EXPERTS LOOK AT POLICE SHOOTING VIDEOS, RECOMMENDATIONS

Excerpts from an outstanding article from the Washington Post which is beginning to rival, IMHO, the NYT in quality.
"Some recent shootings of black men indeed seemed avoidable, according to some members of a panel of experts assembled by The Washington Post to analyze the shootings captured on video. One common mistake, the panel said: Police failed to employ standard tactics intended to de-escalate the encounters and take suspects safely into custody.
However, the experts also identified instances in which the officers were potentially seconds away from injury, although they may have appeared safe to the untrained eye. Understanding these nuances, the experts said, could help guide society to appropriate reforms and improve relations between police and the communities they serve."

[Here's the experts' analysis of 5 controversial shootings. Police trainers and educators might want to use this as a resource.]

“Sometimes everything you need to know is in the video, like the incident in South Carolina last year, where the officer shot [Walter Scott] in the back,” said David Klinger, a criminologist with the University of Missouri at St.

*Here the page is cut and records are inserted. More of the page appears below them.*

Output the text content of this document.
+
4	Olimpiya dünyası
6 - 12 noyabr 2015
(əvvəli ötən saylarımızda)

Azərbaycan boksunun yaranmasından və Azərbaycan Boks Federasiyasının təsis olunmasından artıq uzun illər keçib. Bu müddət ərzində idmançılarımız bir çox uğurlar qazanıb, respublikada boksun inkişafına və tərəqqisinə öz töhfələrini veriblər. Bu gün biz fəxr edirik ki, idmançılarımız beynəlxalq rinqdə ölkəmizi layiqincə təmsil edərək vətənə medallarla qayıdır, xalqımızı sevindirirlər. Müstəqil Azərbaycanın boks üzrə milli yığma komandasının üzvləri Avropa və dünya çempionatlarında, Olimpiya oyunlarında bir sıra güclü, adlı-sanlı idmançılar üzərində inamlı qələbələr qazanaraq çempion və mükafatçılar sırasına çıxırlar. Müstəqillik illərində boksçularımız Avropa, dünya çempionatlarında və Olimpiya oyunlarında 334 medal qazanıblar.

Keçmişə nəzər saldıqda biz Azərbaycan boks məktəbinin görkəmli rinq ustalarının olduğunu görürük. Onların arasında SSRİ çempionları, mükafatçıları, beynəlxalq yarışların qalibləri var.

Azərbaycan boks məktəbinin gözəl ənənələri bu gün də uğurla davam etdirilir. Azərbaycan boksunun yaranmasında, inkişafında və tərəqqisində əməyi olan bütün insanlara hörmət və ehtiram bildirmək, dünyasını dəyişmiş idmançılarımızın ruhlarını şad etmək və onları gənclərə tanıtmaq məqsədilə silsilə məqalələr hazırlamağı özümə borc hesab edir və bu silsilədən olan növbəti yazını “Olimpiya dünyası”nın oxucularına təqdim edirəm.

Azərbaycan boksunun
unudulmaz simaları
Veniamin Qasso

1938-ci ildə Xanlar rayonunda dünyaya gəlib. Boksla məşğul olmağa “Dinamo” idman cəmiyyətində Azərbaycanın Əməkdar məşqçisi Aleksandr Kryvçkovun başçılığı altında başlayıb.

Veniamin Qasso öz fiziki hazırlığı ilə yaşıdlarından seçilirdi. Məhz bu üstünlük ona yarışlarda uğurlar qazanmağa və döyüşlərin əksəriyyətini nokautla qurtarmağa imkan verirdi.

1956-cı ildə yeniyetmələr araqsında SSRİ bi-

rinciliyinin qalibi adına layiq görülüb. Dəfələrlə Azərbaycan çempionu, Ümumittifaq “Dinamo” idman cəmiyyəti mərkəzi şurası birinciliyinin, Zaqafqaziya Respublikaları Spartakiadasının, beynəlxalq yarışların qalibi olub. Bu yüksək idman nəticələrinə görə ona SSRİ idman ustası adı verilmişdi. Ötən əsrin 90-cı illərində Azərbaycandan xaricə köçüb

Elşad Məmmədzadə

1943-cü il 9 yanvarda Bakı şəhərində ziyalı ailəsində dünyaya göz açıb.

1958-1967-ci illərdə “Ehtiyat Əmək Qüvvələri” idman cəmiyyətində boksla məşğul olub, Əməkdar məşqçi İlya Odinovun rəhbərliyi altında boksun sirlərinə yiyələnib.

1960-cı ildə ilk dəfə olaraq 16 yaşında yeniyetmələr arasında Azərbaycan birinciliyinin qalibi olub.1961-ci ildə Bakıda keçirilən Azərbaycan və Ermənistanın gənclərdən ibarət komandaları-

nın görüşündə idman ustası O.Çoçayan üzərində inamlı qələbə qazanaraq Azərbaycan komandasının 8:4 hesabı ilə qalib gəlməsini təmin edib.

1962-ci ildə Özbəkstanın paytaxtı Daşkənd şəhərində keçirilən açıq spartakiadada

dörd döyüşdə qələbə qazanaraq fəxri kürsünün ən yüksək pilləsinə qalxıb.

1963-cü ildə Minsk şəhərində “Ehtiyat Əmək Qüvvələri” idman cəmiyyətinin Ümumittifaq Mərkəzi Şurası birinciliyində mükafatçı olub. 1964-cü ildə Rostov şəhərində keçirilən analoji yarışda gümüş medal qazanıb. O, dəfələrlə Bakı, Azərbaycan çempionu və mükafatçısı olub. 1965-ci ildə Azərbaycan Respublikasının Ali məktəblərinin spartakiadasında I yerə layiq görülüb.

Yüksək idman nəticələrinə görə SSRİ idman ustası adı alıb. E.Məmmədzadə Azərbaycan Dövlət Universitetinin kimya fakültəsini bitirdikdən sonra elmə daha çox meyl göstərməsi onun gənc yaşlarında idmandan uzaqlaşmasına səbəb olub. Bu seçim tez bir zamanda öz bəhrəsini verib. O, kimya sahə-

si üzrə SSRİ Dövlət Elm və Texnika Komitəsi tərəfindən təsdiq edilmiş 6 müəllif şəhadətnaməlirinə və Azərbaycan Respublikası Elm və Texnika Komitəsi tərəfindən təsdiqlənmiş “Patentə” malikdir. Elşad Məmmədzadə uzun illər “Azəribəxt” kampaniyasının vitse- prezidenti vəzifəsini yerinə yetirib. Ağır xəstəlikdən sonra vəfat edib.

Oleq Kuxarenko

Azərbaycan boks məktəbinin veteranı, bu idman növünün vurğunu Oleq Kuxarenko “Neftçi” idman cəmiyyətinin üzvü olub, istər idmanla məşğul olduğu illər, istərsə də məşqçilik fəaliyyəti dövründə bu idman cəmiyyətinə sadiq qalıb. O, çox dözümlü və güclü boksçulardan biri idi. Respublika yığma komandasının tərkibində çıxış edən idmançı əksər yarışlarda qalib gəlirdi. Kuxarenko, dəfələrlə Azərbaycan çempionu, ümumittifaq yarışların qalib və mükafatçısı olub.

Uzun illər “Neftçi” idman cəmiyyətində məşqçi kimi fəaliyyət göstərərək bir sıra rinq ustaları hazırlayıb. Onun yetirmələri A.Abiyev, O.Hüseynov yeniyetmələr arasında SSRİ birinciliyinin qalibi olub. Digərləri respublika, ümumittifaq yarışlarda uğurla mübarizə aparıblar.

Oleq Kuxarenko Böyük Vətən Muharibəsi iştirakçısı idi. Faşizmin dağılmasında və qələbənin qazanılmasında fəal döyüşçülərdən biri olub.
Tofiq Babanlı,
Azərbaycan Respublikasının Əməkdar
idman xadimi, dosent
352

Louis.
“That was heinous. But a lot of times, there is a backstory we don’t know about. And the public doesn’t have the training that an officer has. There are cues and aspects to the encounter [the public] may have missed, even if there is a video. . .
Since January 2015, The Washington Post has been tracking fatal police shootings. So far this year, police across the nation have shot and killed 534 people — a rate that is on track to match the 990 people fatally shot by police last year, according to The Post’s analysis. Video-recording of such incidents is on the rise. So far this year, 116 of the shootings have been captured on video, compared with 85 at this point last year. . .
While activists are calling for better and more extensive training, the experts said quick changes on the ground are unlikely. For nearly a century — since the Wickersham Commission of 1929 — allegations of abusive police tactics have been quelled by forming task forces or blue-ribbon committees to study the issue.
Those panels have produced dozens of reports, spent hundreds of millions of taxpayer dollars and produced near-identical recommendations. Six show up repeatedly in the most high-profile reports, including “Who Is Guarding the Guardians?” which was issued in 1981 by the U.S. Commission on Civil Rights, and last year’s report from the President’s Task Force on 21st Century Policing.
The six recurring recommendations are:
● Adopt a community policing program. Officers should spend less time in patrol cars and more time on horse or foot patrols to increase interactions and improve communications with the communities they serve.
● Train and retrain all officers in de-escalation skills, such as taking cover and negotiating rather than rushing in with force.
● Use mock scenario or role-play exercises to teach officers when they must shoot and when to withhold fire and use less-than-lethal tactics.
● Increase diversity so that police departments more closely mirror the communities they serve.
● Communicate more effectively with the news media and the public.
● Improve the psychological screening of recruits.
“We know what needs to happen next,” said Alpert, a policing expert who has written or co-authored half a dozen of these reports. “But we keep studying the question instead of doing something about the answers we’ve arrived at.”
The lack of follow-through stems in part from the fragmented nature of American policing, Alpert and others said. The nation has 18,000 police departments. Effective reform would require state and local politicians and the many police chiefs to choose a reform plan and stick with it; that would include providing a continuous stream of funding.
But change takes time, and half of U.S. mayors are in office for two years or less. Police chiefs serve for an average of three years. When new leadership moves in, the plans of the old guard are often tossed out."